Energy Conversion and Transfer in the Luminescence of CeSc₃(BO₃)₄:Cr³⁺ Phosphor

Novel near-infrared (NIR) phosphors are in demand for light-emitting diode (LED) devices to extend their suitability for new applications and, in turn, support the sustainable and healthy development of the LED industry. The Cr³⁺ has been used as an activator in the development of new NIR phosphors. However, one main obstacle for the Cr³⁺-activated phosphors is the low luminescence efficiency due to the spin-forbidden d-d transition of Cr³⁺. The rare-earth (RE) huntite minerals that crystallize in the form of REM₃(BO₃)₄ (M = Al, Sc, Cr, Fe, Ga) have a large family of members, including the rare-earth scandium borates of RESc₃(BO₃)₄. Interestingly, in our research, we found that the luminescence efficiency of Cr³⁺ in the CeSc₃(BO₃)₄ host, whose quantum yield was measured at 56%, is several times higher than that in GdSc₃(BO₃)₄, TbSc₃(BO₃)₄, and LuSc₃(BO₃)₄ hosts.

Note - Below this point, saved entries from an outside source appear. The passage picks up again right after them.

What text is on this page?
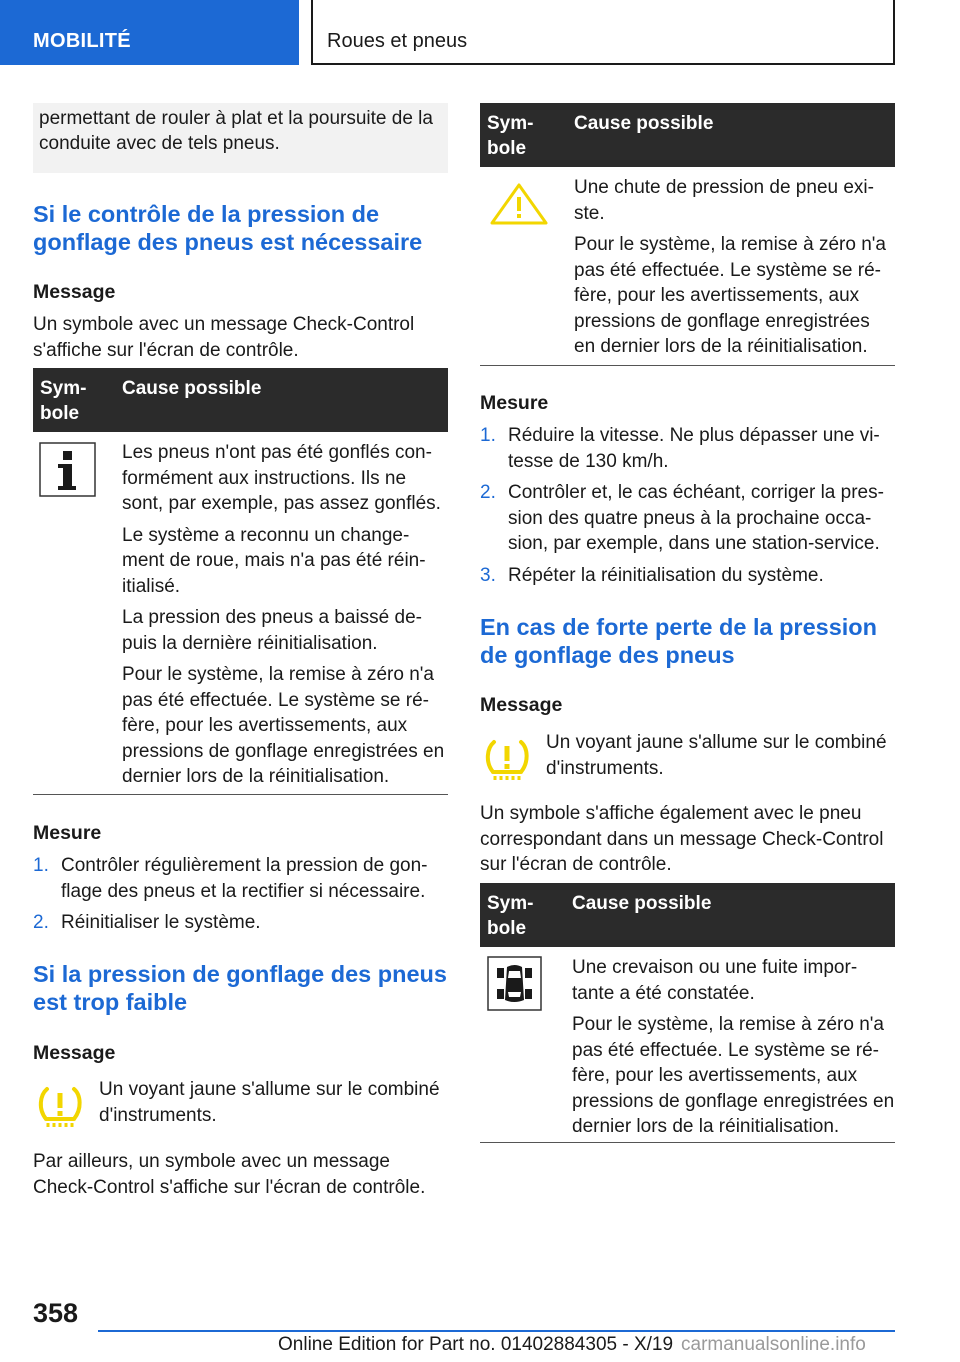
MOBILITÉ	Roues et pneus
permettant de rouler à plat et la poursuite de la conduite avec de tels pneus.
Si le contrôle de la pression de gonflage des pneus est nécessaire
Message
Un symbole avec un message Check-Control s'affiche sur l'écran de contrôle.
Sym‐ bole
Cause possible

Les pneus n'ont pas été gonflés con‐ formément aux instructions. Ils ne sont, par exemple, pas assez gonflés.

Le système a reconnu un change‐ ment de roue, mais n'a pas été réin‐ itialisé.

La pression des pneus a baissé de‐ puis la dernière réinitialisation.

Pour le système, la remise à zéro n'a pas été effectuée. Le système se ré‐ fère, pour les avertissements, aux pressions de gonflage enregistrées en dernier lors de la réinitialisation.

Mesure
1. Contrôler régulièrement la pression de gon‐ flage des pneus et la rectifier si nécessaire.
2. Réinitialiser le système.
Si la pression de gonflage des pneus est trop faible
Message
Un voyant jaune s'allume sur le combiné d'instruments.
Par ailleurs, un symbole avec un message Check-Control s'affiche sur l'écran de contrôle.
Sym‐ bole
Cause possible

Une chute de pression de pneu exi‐ ste.

Pour le système, la remise à zéro n'a pas été effectuée. Le système se ré‐ fère, pour les avertissements, aux pressions de gonflage enregistrées en dernier lors de la réinitialisation.

Mesure
1. Réduire la vitesse. Ne plus dépasser une vi‐ tesse de 130 km/h.
2. Contrôler et, le cas échéant, corriger la pres‐ sion des quatre pneus à la prochaine occa‐ sion, par exemple, dans une station-service.
3. Répéter la réinitialisation du système.
En cas de forte perte de la pression de gonflage des pneus
Message
Un voyant jaune s'allume sur le combiné d'instruments.
Un symbole s'affiche également avec le pneu correspondant dans un message Check-Control sur l'écran de contrôle.
Sym‐ bole
Cause possible

Une crevaison ou une fuite impor‐ tante a été constatée.

Pour le système, la remise à zéro n'a pas été effectuée. Le système se ré‐ fère, pour les avertissements, aux pressions de gonflage enregistrées en dernier lors de la réinitialisation.

358
Online Edition for Part no. 01402884305 - X/19 carmanualsonline.info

Hereby, the energy conversion and transfer in the luminescence of CeSc₃(BO₃)₄:Cr³⁺ phosphor were examined. The Stokes shift of electron energy conversion within the Cr^{3+ 4}T_2g level for the emission at 818 nm and excitation at 625 nm in CeSc₃(BO₃)₄ host was evaluated to be 3775.1 cm⁻¹, and the super-large splitting energy of the ²F_5/2 and ²F₇₂ sub-states of the Ce³⁺ 4f¹ state, about 3000 cm⁻¹, was found in CeSc₃(BO₃)₄ host. The typical electronic thermal vibration peaks were observed in the excitation spectra of CeSc₃(BO₃)₄:Cr³⁺. On this basis, the smallest phonon energy, around 347.7 cm⁻¹, of the CeSc₃(BO₃)₄ host was estimated. Finally, the energy transfer that is responsible for the far higher photoluminescence of Cr³⁺ in CeSc₃(BO₃)₄ than in other hosts was proven through the way of Ce³⁺ emission and Cr³⁺ reabsorption.